Starker Anstieg der Toten bei illegalen Straßenrennen

Besorgniserregend seien auch die stark zunehmenden Unfälle mit E-Scootern. In 2022 gab es in NRW die ersten drei Toten nach Unfällen mit den Rollern. Insgesamt gab es 1818 Unfälle mit E-Scootern rund 700 mehr als in 2021. Rund 1200 davon waren selbstverursacht. 396 der Verursacher seien dabei alkoholisiert oder unter dem Einfluss anderer Drogen gefahren. „Das ist alles vermeidbar“, betont Reul.

Bei den E-Scootern spricht Reul aber auch von einer hohen Dunkelziffer. Rund drei Viertel aller E-Scooter-Unfälle werden der Polizei gar nicht erst gemeldet.

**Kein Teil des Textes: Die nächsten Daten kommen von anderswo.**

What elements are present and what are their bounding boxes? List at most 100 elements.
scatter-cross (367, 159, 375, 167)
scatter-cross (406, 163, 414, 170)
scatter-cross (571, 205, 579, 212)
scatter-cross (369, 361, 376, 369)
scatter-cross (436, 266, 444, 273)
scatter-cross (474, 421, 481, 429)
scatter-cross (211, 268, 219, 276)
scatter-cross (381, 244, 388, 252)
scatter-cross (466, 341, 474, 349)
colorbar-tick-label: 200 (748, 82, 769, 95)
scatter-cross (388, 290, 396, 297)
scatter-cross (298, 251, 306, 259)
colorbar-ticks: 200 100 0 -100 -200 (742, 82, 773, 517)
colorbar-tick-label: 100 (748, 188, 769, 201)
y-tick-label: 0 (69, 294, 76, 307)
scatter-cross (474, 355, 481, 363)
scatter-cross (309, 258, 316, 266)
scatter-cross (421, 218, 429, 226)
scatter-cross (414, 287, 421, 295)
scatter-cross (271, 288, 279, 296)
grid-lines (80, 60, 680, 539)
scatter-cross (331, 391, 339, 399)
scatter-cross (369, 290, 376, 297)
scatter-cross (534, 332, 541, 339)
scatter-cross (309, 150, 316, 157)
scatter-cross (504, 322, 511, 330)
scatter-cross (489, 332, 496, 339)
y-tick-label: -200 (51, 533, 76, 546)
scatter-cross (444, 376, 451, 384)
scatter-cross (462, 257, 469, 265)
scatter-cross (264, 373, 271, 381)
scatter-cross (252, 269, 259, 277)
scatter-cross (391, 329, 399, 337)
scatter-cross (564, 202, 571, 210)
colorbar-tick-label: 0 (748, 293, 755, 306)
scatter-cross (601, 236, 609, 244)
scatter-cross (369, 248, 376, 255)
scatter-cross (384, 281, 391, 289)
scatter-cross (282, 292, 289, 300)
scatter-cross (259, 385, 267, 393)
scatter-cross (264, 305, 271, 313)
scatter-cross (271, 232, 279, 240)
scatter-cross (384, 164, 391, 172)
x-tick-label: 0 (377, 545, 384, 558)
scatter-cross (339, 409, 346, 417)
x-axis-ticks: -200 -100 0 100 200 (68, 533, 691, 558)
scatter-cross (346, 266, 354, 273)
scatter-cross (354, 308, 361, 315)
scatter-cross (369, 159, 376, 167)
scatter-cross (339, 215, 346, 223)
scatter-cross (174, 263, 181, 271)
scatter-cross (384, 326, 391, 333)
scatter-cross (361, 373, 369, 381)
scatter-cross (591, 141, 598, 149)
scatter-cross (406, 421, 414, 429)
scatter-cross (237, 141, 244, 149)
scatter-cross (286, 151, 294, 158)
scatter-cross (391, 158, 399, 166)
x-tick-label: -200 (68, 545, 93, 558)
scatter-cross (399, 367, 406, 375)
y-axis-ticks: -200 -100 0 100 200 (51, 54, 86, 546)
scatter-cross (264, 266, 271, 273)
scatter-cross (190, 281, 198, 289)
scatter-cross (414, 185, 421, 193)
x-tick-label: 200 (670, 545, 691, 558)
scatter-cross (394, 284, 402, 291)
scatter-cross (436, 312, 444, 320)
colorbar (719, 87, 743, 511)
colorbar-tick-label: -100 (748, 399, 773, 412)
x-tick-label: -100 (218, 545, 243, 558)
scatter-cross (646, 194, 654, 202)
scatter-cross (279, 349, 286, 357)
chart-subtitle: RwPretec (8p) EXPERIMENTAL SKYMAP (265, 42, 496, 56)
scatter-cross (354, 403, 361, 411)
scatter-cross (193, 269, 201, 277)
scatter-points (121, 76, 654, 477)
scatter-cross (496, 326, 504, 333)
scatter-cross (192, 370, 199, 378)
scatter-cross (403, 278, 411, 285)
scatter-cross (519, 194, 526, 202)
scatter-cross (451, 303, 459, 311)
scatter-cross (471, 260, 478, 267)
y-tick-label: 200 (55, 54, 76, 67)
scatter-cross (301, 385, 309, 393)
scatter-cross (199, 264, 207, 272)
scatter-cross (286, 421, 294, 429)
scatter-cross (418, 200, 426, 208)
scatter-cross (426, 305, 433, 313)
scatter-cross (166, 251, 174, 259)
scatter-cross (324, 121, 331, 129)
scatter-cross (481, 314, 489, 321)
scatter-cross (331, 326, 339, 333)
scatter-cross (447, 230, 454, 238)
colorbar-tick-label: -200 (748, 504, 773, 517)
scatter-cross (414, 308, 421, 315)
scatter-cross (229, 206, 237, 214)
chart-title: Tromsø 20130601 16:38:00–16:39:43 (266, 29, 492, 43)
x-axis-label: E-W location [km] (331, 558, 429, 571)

Unter Alkohol- oder Drogeneinfluss standen auch 166 Fahrer, die an verbotenen Autorennen beteiligt waren. 2052 dieser Rennen zählt die Polizei in NRW für 2022. 484 dieser Rennen führten der Statistik nach zu einem Unfall. Dabei fällt der Anstieg der Todeszahlen auf: Denn im Vergleich zu den zwölf Toten in 2022 starben 2019 nur zwei Menschen bei Straßenrennen. 2020 waren es fünf und 2021 nur einer. Die hohe Zahl der Autorennen sei der Grund, warum man immer wieder Kontrollen in der Raser- und Poserszene durchführe, so Reul.